Chrome Version       : 60.0.3112.90 (with --headless option)
Other browsers tested:
     Chrome: 60.0.3112.90 (without --headless option) OK

What steps will reproduce the problem?
(1) Be inside a Windows/Active Directory domain
(2) Get a standard Debian VM running, install google-chrome-stable and krb5-user
(3) Configure Kerberos in /etc/krb5.conf to match your AD domain (realm = uppercase domain, KDC = Domain controller)
(4) Configure the AuthSchemes and AuthServerWhitelist policies for your domain (based on https://www.chromium.org/administrators/linux-quick-start)
(5) Get a TGT from the KDC: kinit user@REALM
(6) Perform a request on a resource that requires Negotiate authentication against the AD domain: google-chrome-stable --headless --disable-gpu <protected resource>

What is the expected result?
- Chrome receives a 401 response with a Negotiate authentication challenge (WWW-Authenticate: Negotiate)
- As the Negotiate scheme is whitelisted for this domain, chrome proceeds with SPNEGO authentication
- The protected resource is displayed

What happens instead?
In GUI Chrome: works perfectly

In Headless Chrome: 
- No new request is issued after the initial 401 response
- The page displayed is the server's 401 error page
- The following log appears:
[VERBOSE1:http_auth.cc(47)] Unable to create AuthHandler.

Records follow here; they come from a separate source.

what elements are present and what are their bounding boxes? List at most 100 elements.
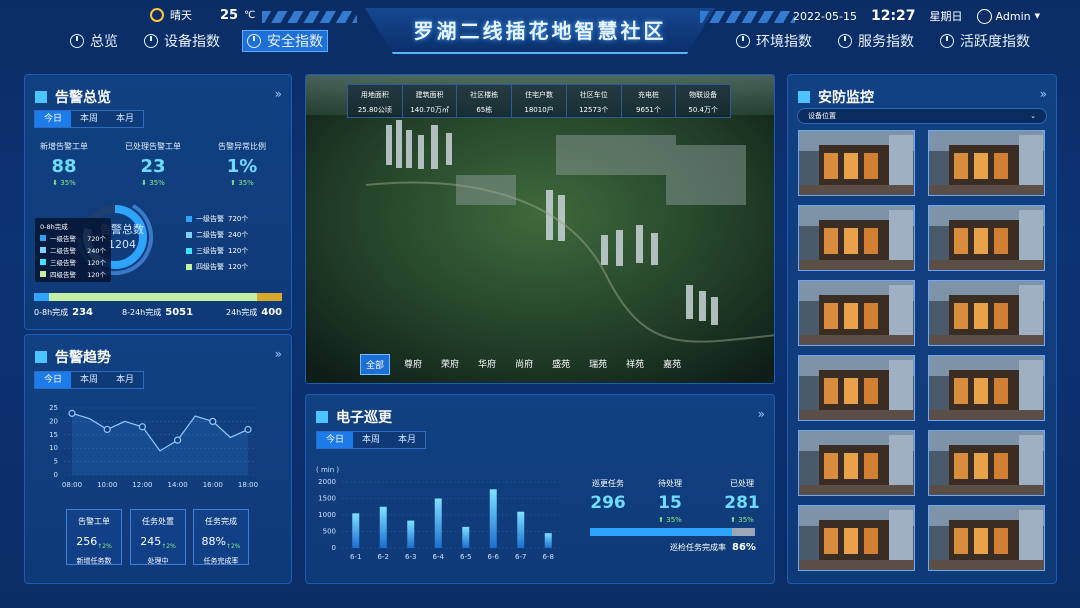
metric-sub: 任务完成率 [203,557,239,566]
temperature: 25 [220,7,239,23]
camera-thumbnail [799,506,914,570]
camera-thumbnail [929,356,1044,420]
x-tick-label: 18:00 [238,481,258,489]
more-icon[interactable]: » [1040,87,1048,101]
district-selector: 全部 尊府 荣府 华府 尚府 盛苑 瑞苑 祥苑 嘉苑 [360,354,686,375]
square-icon [35,351,47,363]
metric-value: 88%↑2% [201,535,241,551]
district-jiayuan[interactable]: 嘉苑 [658,354,686,375]
time: 12:27 [870,8,916,24]
x-tick-label: 6-7 [515,553,526,561]
info-parking: 社区车位 12573个 [567,85,622,117]
camera-feed[interactable] [928,130,1045,196]
camera-feed[interactable] [798,280,915,346]
device-location-select[interactable]: 设备位置 ⌄ [797,108,1047,124]
tab-today[interactable]: 今日 [35,372,71,388]
metric-task-complete: 任务完成 88%↑2% 任务完成率 [193,509,249,565]
panel-title: 安防监控 [818,90,874,106]
tab-week[interactable]: 本周 [71,372,107,388]
camera-thumbnail [929,281,1044,345]
nav-overview[interactable]: 总览 [66,30,122,52]
y-tick-label: 2000 [318,478,336,486]
nav-label: 安全指数 [267,34,323,50]
x-tick-label: 14:00 [168,481,188,489]
district-shangfu[interactable]: 尚府 [510,354,538,375]
district-xiangyuan[interactable]: 祥苑 [621,354,649,375]
alarm-overview-tabs: 今日 本周 本月 [34,110,144,128]
tab-week[interactable]: 本周 [71,111,107,127]
y-tick-label: 25 [49,404,58,412]
clock-icon [247,34,261,48]
more-icon[interactable]: » [758,407,766,421]
trend-area [72,413,248,475]
x-tick-label: 6-2 [378,553,389,561]
user-menu[interactable]: Admin ▼ [976,8,1040,24]
camera-feed[interactable] [928,205,1045,271]
tab-month[interactable]: 本月 [107,111,143,127]
nav-environment-index[interactable]: 环境指数 [732,30,816,52]
panel-title: 告警趋势 [55,350,111,366]
x-tick-label: 08:00 [62,481,82,489]
alarm-trend-tabs: 今日 本周 本月 [34,371,144,389]
camera-feed[interactable] [928,505,1045,571]
more-icon[interactable]: » [275,87,283,101]
metric-title: 告警工单 [78,517,110,526]
sun-icon [150,8,164,22]
tab-week[interactable]: 本周 [353,432,389,448]
camera-thumbnail [929,506,1044,570]
stat-label: 新增告警工单 [40,142,88,151]
square-icon [316,411,328,423]
date: 2022-05-15 [793,9,857,23]
camera-feed[interactable] [928,355,1045,421]
camera-feed[interactable] [798,130,915,196]
camera-feed[interactable] [928,430,1045,496]
nav-service-index[interactable]: 服务指数 [834,30,918,52]
district-ruiyuan[interactable]: 瑞苑 [584,354,612,375]
legend-item: 一级告警 720个 [186,214,248,224]
metric-value: 245↑2% [140,535,176,551]
district-huafu[interactable]: 华府 [473,354,501,375]
district-all[interactable]: 全部 [360,354,391,375]
stat-change: ⬆ 35% [730,516,754,524]
stat-label: 待处理 [658,479,682,488]
district-shengyuan[interactable]: 盛苑 [547,354,575,375]
district-rongfu[interactable]: 荣府 [436,354,464,375]
nav-device-index[interactable]: 设备指数 [140,30,224,52]
clock-icon [144,34,158,48]
camera-thumbnail [799,131,914,195]
tab-month[interactable]: 本月 [107,372,143,388]
bar [407,520,415,548]
more-icon[interactable]: » [275,347,283,361]
stat-change: ⬆ 35% [230,179,254,187]
y-tick-label: 1500 [318,495,336,503]
camera-feed[interactable] [798,205,915,271]
stat-value: 296 [590,493,626,513]
progress-segment-8-24h [48,293,258,301]
x-tick-label: 6-1 [350,553,361,561]
metric-title: 任务处置 [142,517,174,526]
camera-thumbnail [929,206,1044,270]
tab-today[interactable]: 今日 [317,432,353,448]
bar [462,526,470,548]
camera-feed[interactable] [798,505,915,571]
stat-label: 已处理 [730,479,754,488]
legend-swatch [186,248,192,254]
camera-thumbnail [799,356,914,420]
camera-feed[interactable] [928,280,1045,346]
nav-safety-index[interactable]: 安全指数 [242,30,328,52]
select-value: 设备位置 [808,112,836,120]
tab-month[interactable]: 本月 [389,432,425,448]
info-chargers: 充电桩 9651个 [622,85,677,117]
district-zunfu[interactable]: 尊府 [399,354,427,375]
y-unit-label: ( min ) [316,466,339,474]
camera-feed[interactable] [798,355,915,421]
metric-sub: 处理中 [147,557,169,566]
camera-feed[interactable] [798,430,915,496]
tab-today[interactable]: 今日 [35,111,71,127]
nav-activity-index[interactable]: 活跃度指数 [936,30,1034,52]
patrol-bar-chart: ( min ) 0 500 1000 1500 2000 6-1 6-2 6-3 6-4 6-5 6-… [316,466,562,561]
user-icon [976,8,992,24]
legend-swatch [186,232,192,238]
y-tick-label: 15 [49,431,58,439]
community-aerial-view[interactable] [305,74,775,384]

Status: net::ERR_INVALID_RESPONSE Challenge: Negotiate



The use case for Negotiate in headless mode is for a CI server testing an Angular app, which uses a .NET backend served by IIS and protected by AD authentication over Negotiate/Kerberos. The idea would be to login non-interactively (kinit with keytab file) at the beginning of an e2e test run, and have chrome use these credentials when performing the backend calls.

Please let me know if any more information is needed, thanks.